Oireachtas Joint and Select Committees

Wednesday, 3 May 2023

Select Committee on Health

Regulated Professions (Health and Social Care) (Amendment) Bill 2022: Committee Stage

Photo of Bernard DurkanBernard Durkan (Kildare North, Fine Gael) | Oireachtas source

I am a bit uneasy about this. My unease has not been in any way assuaged. I know the Minister is very persuasive.

I raise another issue which is not directly related to this one but which it affects professional individuals who may well have a degree in one area and feel that with a little bit of training, on-the-job practice and so on they will be suitable to deal with, for instance, children's rights in the courts because these cases end up in the courts. Some of them are there now. I have found there is a strong lobby of people who question the qualifications of the people who give expert evidence in the courts on matters very close to the subject we are discussing. Are the amendments we are discussing now likely to enable people who do not have appropriate qualifications, which are being questioned now, to practise as they wish to? A Supreme Court judge recently raised questions about expert witnesses and their appropriateness.
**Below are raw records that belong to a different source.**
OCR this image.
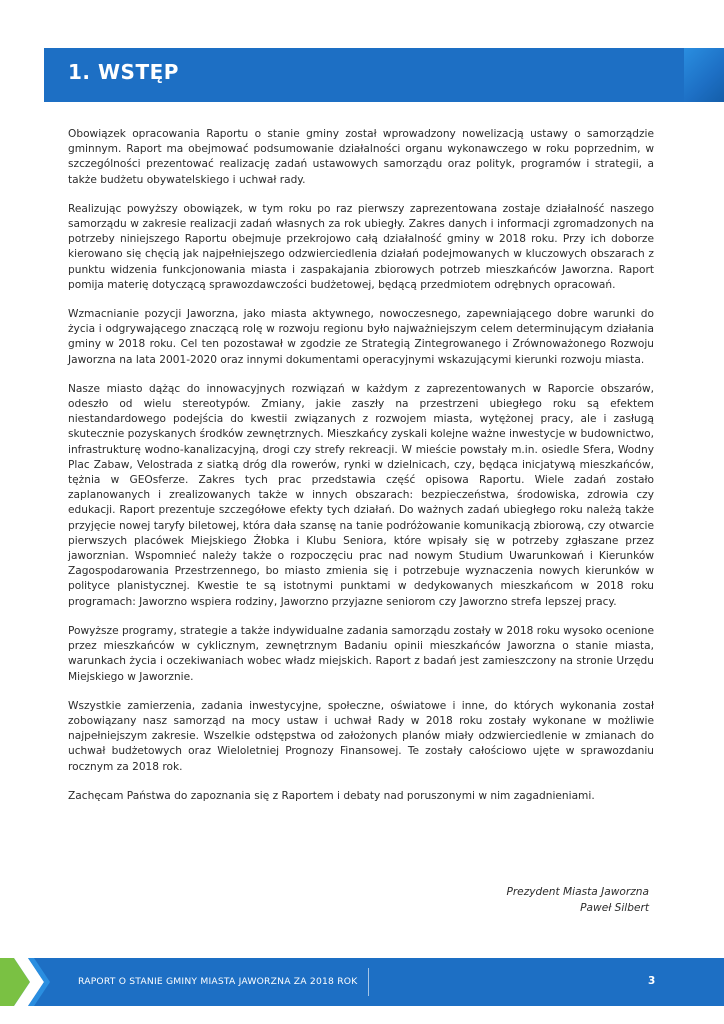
1. WSTĘP

Obowiązek opracowania Raportu o stanie gminy został wprowadzony nowelizacją ustawy o samorządzie gminnym. Raport ma obejmować podsumowanie działalności organu wykonawczego w roku poprzednim, w szczególności prezentować realizację zadań ustawowych samorządu oraz polityk, programów i strategii, a także budżetu obywatelskiego i uchwał rady.

Realizując powyższy obowiązek, w tym roku po raz pierwszy zaprezentowana zostaje działalność naszego samorządu w zakresie realizacji zadań własnych za rok ubiegły. Zakres danych i informacji zgromadzonych na potrzeby niniejszego Raportu obejmuje przekrojowo całą działalność gminy w 2018 roku. Przy ich doborze kierowano się chęcią jak najpełniejszego odzwierciedlenia działań podejmowanych w kluczowych obszarach z punktu widzenia funkcjonowania miasta i zaspakajania zbiorowych potrzeb mieszkańców Jaworzna. Raport pomija materię dotyczącą sprawozdawczości budżetowej, będącą przedmiotem odrębnych opracowań.

Wzmacnianie pozycji Jaworzna, jako miasta aktywnego, nowoczesnego, zapewniającego dobre warunki do życia i odgrywającego znaczącą rolę w rozwoju regionu było najważniejszym celem determinującym działania gminy w 2018 roku. Cel ten pozostawał w zgodzie ze Strategią Zintegrowanego i Zrównoważonego Rozwoju Jaworzna na lata 2001-2020 oraz innymi dokumentami operacyjnymi wskazującymi kierunki rozwoju miasta.

Nasze miasto dążąc do innowacyjnych rozwiązań w każdym z zaprezentowanych w Raporcie obszarów, odeszło od wielu stereotypów. Zmiany, jakie zaszły na przestrzeni ubiegłego roku są efektem niestandardowego podejścia do kwestii związanych z rozwojem miasta, wytężonej pracy, ale i zasługą skutecznie pozyskanych środków zewnętrznych. Mieszkańcy zyskali kolejne ważne inwestycje w budownictwo, infrastrukturę wodno-kanalizacyjną, drogi czy strefy rekreacji. W mieście powstały m.in. osiedle Sfera, Wodny Plac Zabaw, Velostrada z siatką dróg dla rowerów, rynki w dzielnicach, czy, będąca inicjatywą mieszkańców, tężnia w GEOsferze. Zakres tych prac przedstawia część opisowa Raportu. Wiele zadań zostało zaplanowanych i zrealizowanych także w innych obszarach: bezpieczeństwa, środowiska, zdrowia czy edukacji. Raport prezentuje szczegółowe efekty tych działań. Do ważnych zadań ubiegłego roku należą także przyjęcie nowej taryfy biletowej, która dała szansę na tanie podróżowanie komunikacją zbiorową, czy otwarcie pierwszych placówek Miejskiego Żłobka i Klubu Seniora, które wpisały się w potrzeby zgłaszane przez jaworznian. Wspomnieć należy także o rozpoczęciu prac nad nowym Studium Uwarunkowań i Kierunków Zagospodarowania Przestrzennego, bo miasto zmienia się i potrzebuje wyznaczenia nowych kierunków w polityce planistycznej. Kwestie te są istotnymi punktami w dedykowanych mieszkańcom w 2018 roku programach: Jaworzno wspiera rodziny, Jaworzno przyjazne seniorom czy Jaworzno strefa lepszej pracy.

Powyższe programy, strategie a także indywidualne zadania samorządu zostały w 2018 roku wysoko ocenione przez mieszkańców w cyklicznym, zewnętrznym Badaniu opinii mieszkańców Jaworzna o stanie miasta, warunkach życia i oczekiwaniach wobec władz miejskich. Raport z badań jest zamieszczony na stronie Urzędu Miejskiego w Jaworznie.

Wszystkie zamierzenia, zadania inwestycyjne, społeczne, oświatowe i inne, do których wykonania został zobowiązany nasz samorząd na mocy ustaw i uchwał Rady w 2018 roku zostały wykonane w możliwie najpełniejszym zakresie. Wszelkie odstępstwa od założonych planów miały odzwierciedlenie w zmianach do uchwał budżetowych oraz Wieloletniej Prognozy Finansowej. Te zostały całościowo ujęte w sprawozdaniu rocznym za 2018 rok.

Zachęcam Państwa do zapoznania się z Raportem i debaty nad poruszonymi w nim zagadnieniami.

Prezydent Miasta Jaworzna
Paweł Silbert
RAPORT O STANIE GMINY MIASTA JAWORZNA ZA 2018 ROK	3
It would almost appear that they were achieving celebrity status and that a number of such people covering that area in the courts were either tutors to or tutored by some of the other people who practise along with them and who are being questioned similarly.

I am still uneasy. In respect of the issues that I have referred to, I do not want somebody coming along in six months' time saying that we have resolved that problem now. That is what they see in it and I do not see a resolution coming that way. It may need to be resolved in a different way altogether with the appropriate training etc., for the person with the appropriate academic qualifications. In other words, going back to my original statement, there is not much sense in having a civil engineer, who could be a very important witness in a case in question, on the basis of on-site training. It is likely to create really serious controversy.

Last night, I had somebody on the telephone who pointed this out to me. This is a person I am well aware of, unfortunately, but they were not withdrawing from the scene. They were emphasising the point of appropriate academic qualification. In whatever sphere, there should be some correlation and we should not find ourselves having to create the situation to fill the need at this particular time. There is a habit of legislation in this country growing and extending itself by its own volition and need, as the case may be. It then becomes established and we find out a little further down the road, that it was not really appropriate and we should not have done it. That is the story of our lives unfortunately in this country.

I am particularly concerned about it in this social care area and the way the professions feel about it. As Deputy Shortall pointed out, this might solve the issue of filling the posts and so on, but if we fill the posts inappropriately, it is still not right.